StreamingContext是Spark Streaming程序的主要入口,其构造函数如下:
class StreamingContext private[streaming] (
_sc: SparkContext,
_cp: Checkpoint,
_batchDur: Duration
) extends Logging {
// DStreamGraph里面保存了一系列的DStream的依赖关系以及互相之间的算子的应用
private[streaming] val graph: DStreamGraph = {
if (isCheckpointPresent) {
_cp.graph.setContext(this)
_cp.graph.restoreCheckpointData()
_cp.graph
} else {
require(_batchDur != null, "Batch duration for StreamingContext cannot be null")
val newGraph = new DStreamGraph()
newGraph.setBatchDuration(_batchDur)
newGraph
}
}
private val nextInputStreamId = new AtomicInteger(0)
// 检查点设置
private[streaming] var checkpointDir: String = {
if (isCheckpointPresent) {
sc.setCheckpointDir(_cp.checkpointDir)
_cp.checkpointDir
} else {
null
}
}
// JobScheduler涉及到job的调度,JobGenerator会负责每隔batch interval,生成一个job,然后通过JobScheduler来调度和提交job
private[streaming] val scheduler = new JobScheduler(this)
private[streaming] val uiTab: Option[StreamingTab] =
if (conf.getBoolean("spark.ui.enabled", true)) {
Some(new StreamingTab(this))
} else {
None
}
}
其构造器有三个主要参数为:
其主要用于应用程序处理的核心组件为:
在初始化创建StreamingContext时,其创建了DStreamGraph、JobScheduler等关联组件之后,就会调用StreamingContext的socketTextStream等方法,来创建输入DStream,然后针对输入DStream执行一系列的transformation转换操作,最后会执行一个output输出操作,来触发针对一个个batch job的触发和执行;上述初始化操作完成后,就可以调用StreamingContext.start()方法来启动一个Spark Streaming的应用程序,在这个start()方法,会创建StreamingContext的另外两个重要组件ReceiverTracker、JobGenerator,另外最重要的是,其会启动整个Spark Streaming应用程序输入DStream对应的Receiver,并会在Spark集群上的worker节点上的Executor中启动对应的Receiver。

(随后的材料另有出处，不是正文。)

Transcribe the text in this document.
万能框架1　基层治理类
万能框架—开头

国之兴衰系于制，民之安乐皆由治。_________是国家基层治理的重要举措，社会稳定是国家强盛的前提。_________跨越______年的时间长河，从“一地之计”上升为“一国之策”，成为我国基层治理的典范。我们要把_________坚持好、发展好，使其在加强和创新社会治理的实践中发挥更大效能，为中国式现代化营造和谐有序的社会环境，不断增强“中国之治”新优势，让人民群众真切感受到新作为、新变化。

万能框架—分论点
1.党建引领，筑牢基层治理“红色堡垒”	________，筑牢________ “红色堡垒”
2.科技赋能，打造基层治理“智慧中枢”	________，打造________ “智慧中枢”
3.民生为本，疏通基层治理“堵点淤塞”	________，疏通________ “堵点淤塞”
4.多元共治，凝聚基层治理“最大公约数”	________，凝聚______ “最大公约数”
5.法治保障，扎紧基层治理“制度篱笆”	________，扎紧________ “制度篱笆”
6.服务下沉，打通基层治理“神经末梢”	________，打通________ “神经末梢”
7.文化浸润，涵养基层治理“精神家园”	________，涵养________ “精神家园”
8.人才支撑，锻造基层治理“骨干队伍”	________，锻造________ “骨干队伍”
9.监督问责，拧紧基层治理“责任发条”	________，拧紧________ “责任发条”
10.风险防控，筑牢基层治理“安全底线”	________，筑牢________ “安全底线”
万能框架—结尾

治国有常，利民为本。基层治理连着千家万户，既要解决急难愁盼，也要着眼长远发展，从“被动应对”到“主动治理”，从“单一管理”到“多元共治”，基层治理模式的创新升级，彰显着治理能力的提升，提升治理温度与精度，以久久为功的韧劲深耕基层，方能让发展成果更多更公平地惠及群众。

其基本的数据接收到任务划分及调度示意图如下:
接下来看看其触发流式任务执行的StreamingContext中的start()方法:
// StreamingContext#start():Streaming应用程序启动的入口
def start(): Unit = synchronized {
// ......
ThreadUtils.runInNewThread("streaming-start") {
sparkContext.setCallSite(startSite.get)
sparkContext.clearJobGroup()
sparkContext.setLocalProperty(SparkContext.SPARK_JOB_INTERRUPT_ON_CANCEL, "false")
savedProperties.set(SerializationUtils.clone(sparkContext.localProperties.get()))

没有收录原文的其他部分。